A response to a burl-seeking ad he placed on Kijiji led him to a former turkey farm with rows of timber harvested by the landowner many years before.
“The wood was small and there were no burls. He took me to another shed where he was refurbishing a beautiful old rowboat. He pulled a slab of something from the rafters, about three feet by three feet, three inches thick with a big scar in the middle. It was the right colour to be a maple burl slab. He sold it to me for $10.” A heart evolved as Edmundson tried to come up with something to avoid the scar in the middle.

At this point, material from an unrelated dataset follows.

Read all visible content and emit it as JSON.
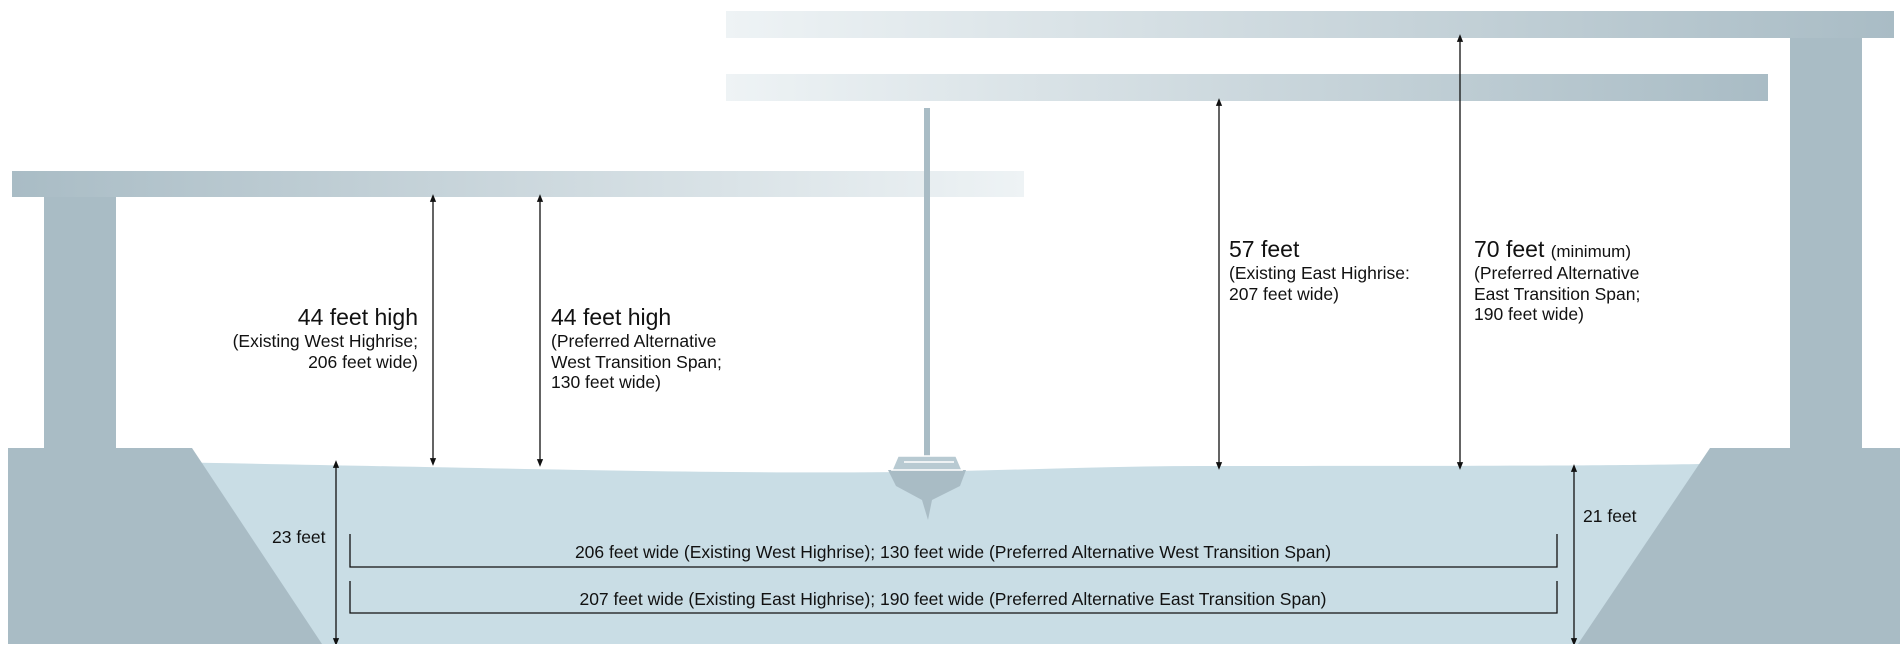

Another sculpture, titled Ponds, was originally a large, thin burl cut by someone else. At the time, Edmundson was experimenting with bowls.
“I played with numerous circular shapes trying to fit them on in various sizes. The breakthrough was seeing that incomplete circles were what might make it more interesting. The next step was trusting that instinct and carving it out with that as part of the plan.”
A piece called Flame is what he calls “a carving exercise.”
“It came from an old burl, very dry with lots of spalting, which is those black lines delineating lines of mould in the wood. There is a fine line between being too rotten and having that lovely spalt, which adds so much to the piece. This piece was from a thin narrow burl and I challenged myself to create movement.”
In return for my gift of wood, Edmundson presents me with a carving of an unusual maple bowl. It’s open to the world on one side, while the other side is laced with ovoid holes. The wood is silky smooth, figured with birds eye and spalting. I don’t ask him for the story of my bowl. I’ll let the wood speak, and I’ll listen.